ずい、ずいは、童謡ですよね。
♬ ずい、ずい、ずっころばし、胡麻味噌、ずい、茶壺に追われて、とっぴんしゃん、抜けたら、どんどこしょ、俵のねずみが米食ってちゅう、ちゅう、ちゅう、ちゅう…………………。
これは童謡でもあり、また遊戯でもあったようです。まあ、一種の鬼ごっこにも似ていたらしい。少なくとも明治中期までは、ごくふつうに歌われていたんだそうですね。
ずいずい………は一説に、江戸期のお茶壺道中が下敷きになっているとか。江戸時代にはお茶壺道中があった。将軍様がお飲みになる特別のお茶を宇治から江戸城まで運んだ。それが、お茶壺道中。

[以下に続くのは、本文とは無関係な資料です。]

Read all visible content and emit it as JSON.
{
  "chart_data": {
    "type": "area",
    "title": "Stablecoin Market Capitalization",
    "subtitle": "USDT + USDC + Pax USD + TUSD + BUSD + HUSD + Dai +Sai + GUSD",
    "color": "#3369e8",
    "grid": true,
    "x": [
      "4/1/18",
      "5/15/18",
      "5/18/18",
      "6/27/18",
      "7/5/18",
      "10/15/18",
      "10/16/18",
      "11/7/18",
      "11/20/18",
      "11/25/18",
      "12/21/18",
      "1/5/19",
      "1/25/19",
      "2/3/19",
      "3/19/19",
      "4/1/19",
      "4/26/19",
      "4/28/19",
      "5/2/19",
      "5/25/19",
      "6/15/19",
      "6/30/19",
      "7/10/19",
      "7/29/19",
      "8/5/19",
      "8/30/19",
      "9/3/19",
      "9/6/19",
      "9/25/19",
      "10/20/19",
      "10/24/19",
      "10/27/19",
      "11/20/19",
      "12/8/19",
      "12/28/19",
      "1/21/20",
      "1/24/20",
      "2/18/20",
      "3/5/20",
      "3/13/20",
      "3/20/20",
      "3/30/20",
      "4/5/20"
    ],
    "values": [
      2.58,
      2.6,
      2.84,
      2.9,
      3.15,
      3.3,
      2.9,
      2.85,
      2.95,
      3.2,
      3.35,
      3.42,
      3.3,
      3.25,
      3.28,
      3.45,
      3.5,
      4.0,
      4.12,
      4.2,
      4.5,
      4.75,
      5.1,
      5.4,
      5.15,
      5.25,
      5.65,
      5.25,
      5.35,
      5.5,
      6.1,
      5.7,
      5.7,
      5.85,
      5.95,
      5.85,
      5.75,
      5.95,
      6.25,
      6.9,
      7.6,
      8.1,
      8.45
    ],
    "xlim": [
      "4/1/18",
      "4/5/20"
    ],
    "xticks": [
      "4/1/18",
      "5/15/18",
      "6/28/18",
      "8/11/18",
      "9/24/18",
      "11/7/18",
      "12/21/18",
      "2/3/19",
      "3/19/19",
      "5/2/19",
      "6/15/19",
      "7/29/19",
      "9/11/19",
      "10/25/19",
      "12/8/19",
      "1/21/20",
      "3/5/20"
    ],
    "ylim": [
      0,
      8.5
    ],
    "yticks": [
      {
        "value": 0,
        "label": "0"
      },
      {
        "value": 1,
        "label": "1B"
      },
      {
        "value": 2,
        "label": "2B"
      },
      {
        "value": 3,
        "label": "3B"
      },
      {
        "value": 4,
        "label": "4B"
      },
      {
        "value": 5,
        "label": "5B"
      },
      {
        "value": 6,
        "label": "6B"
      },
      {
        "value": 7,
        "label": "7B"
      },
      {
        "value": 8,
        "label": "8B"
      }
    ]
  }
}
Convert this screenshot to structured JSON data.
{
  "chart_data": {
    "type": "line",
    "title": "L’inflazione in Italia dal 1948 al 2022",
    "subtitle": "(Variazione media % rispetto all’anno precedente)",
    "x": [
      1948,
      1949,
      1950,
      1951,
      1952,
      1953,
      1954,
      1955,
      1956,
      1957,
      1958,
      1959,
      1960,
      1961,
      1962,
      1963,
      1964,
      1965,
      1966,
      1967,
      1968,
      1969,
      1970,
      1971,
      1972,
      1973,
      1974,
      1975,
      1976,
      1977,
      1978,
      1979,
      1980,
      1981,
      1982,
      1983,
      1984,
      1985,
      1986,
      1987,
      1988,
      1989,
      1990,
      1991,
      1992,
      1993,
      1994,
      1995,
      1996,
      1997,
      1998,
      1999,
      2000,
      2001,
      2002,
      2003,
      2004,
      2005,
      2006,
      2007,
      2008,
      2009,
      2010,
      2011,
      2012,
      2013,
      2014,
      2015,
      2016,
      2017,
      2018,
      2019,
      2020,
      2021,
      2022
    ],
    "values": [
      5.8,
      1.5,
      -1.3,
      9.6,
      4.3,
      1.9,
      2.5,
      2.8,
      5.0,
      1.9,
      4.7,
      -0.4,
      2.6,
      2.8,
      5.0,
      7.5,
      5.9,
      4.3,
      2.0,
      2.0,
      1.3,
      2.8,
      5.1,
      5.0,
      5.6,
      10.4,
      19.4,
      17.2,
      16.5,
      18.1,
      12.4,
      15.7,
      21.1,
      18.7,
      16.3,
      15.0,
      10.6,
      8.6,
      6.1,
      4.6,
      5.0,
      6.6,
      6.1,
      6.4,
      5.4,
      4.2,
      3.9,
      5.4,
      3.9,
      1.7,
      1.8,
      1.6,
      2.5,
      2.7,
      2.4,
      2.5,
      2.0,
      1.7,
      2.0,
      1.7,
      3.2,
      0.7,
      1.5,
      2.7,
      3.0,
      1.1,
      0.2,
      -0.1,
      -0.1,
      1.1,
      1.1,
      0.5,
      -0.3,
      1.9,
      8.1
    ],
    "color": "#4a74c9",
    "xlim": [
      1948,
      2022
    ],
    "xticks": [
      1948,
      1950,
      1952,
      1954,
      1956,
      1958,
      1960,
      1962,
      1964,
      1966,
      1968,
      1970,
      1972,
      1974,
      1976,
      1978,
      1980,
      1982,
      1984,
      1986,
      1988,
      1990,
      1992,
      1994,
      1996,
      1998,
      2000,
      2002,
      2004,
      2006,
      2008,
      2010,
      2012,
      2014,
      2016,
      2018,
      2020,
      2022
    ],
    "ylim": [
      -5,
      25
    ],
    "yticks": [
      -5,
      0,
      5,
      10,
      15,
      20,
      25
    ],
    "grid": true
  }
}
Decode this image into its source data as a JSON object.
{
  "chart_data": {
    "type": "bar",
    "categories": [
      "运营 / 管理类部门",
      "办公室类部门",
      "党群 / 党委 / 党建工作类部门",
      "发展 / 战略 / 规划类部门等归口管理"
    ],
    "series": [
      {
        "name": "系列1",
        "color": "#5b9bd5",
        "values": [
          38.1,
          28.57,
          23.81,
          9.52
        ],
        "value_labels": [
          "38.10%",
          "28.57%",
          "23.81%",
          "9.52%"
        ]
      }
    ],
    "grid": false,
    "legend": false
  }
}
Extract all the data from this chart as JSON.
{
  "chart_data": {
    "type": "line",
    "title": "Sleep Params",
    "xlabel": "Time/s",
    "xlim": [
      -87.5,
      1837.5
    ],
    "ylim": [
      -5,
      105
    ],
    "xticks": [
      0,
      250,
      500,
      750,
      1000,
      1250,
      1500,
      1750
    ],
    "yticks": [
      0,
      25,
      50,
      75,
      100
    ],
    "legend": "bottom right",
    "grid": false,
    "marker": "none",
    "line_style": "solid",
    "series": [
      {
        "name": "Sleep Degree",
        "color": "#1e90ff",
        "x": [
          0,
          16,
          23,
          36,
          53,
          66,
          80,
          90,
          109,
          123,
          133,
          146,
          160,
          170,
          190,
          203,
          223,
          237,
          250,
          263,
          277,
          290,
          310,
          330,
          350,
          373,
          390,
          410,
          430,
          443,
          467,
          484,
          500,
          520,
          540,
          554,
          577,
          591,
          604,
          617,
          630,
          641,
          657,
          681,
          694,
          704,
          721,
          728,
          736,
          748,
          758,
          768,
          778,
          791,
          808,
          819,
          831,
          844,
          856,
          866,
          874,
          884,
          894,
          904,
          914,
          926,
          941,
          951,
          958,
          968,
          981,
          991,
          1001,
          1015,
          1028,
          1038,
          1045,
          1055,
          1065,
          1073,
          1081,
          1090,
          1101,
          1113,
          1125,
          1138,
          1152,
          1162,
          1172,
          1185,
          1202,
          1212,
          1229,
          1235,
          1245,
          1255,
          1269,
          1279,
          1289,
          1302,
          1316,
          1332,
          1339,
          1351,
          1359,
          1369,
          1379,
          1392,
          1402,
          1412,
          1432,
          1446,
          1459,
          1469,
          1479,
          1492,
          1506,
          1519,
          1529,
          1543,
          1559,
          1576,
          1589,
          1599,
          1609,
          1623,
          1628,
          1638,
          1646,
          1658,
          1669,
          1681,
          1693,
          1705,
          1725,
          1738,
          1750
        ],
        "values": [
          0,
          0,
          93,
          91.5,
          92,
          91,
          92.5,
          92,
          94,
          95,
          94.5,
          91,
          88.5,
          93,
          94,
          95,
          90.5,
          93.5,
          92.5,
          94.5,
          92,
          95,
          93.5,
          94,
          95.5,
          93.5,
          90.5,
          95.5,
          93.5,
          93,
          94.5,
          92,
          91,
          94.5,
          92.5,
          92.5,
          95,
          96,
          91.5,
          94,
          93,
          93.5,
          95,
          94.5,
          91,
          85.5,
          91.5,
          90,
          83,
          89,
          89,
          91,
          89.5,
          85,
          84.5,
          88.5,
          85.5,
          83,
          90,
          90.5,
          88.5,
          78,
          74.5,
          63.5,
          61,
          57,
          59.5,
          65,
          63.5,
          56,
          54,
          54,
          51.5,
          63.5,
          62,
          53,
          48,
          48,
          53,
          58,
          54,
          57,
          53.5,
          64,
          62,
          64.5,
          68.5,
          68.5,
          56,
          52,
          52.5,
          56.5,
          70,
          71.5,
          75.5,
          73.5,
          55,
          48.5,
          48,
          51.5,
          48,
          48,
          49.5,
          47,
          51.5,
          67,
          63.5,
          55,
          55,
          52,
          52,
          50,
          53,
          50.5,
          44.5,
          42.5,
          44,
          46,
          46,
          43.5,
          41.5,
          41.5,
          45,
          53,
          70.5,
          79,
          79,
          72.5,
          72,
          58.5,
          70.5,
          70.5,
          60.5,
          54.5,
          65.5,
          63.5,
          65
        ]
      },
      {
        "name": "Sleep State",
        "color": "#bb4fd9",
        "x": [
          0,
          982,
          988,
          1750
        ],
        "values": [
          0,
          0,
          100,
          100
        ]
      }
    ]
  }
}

仮に大名であっても、お茶壺道中に差し掛かると、籠を降りて、頭を下げた。まして町民がお茶壺道中の邪魔をするのは、狂気の沙汰。
このお茶壺道中の悲喜劇を描いたのが、『蓆』。
松本清張が、昭和三十一年に発表した短篇。
「一行の通行に当たる宿々では、腫れものにさわるように送迎しなければならなかった。」
「一行」が、お茶壺道中を指しているのは、いうまでもないでしょう。ひとつ間違えば切腹が待っているのですから。まあ、江戸時代には、そんなことも含まれていたのでしょうね。
ずい、ずい………が出てくる資料に、『東京風俗志』があります。平出鏗二郎が、明治三十五年に発表した歴史書。
「あるいは「ずい、ずい、ずっころばし」とて、各々拳を出だし………………」。
と遊戯を細かく紹介しています。また、『東京風俗志』にはこんな説明も。
「外套は、冬は羅紗、綾メルトン、「スコッチ」、夏は絢緞、「アルッパカ」を用ふるなり。」
平出鏗二郎は、明治中期に、「アルッパカ」と書いています。おそらく「アルパカ」のことでしょう。
ここでの「スコッチ」は、いまのトゥイードのことです。スコッチ・トゥイードを短くして、「スコッチ」となったものです。
スコッチ・トゥイードの外套で、童謡を歌えるものでしょうか。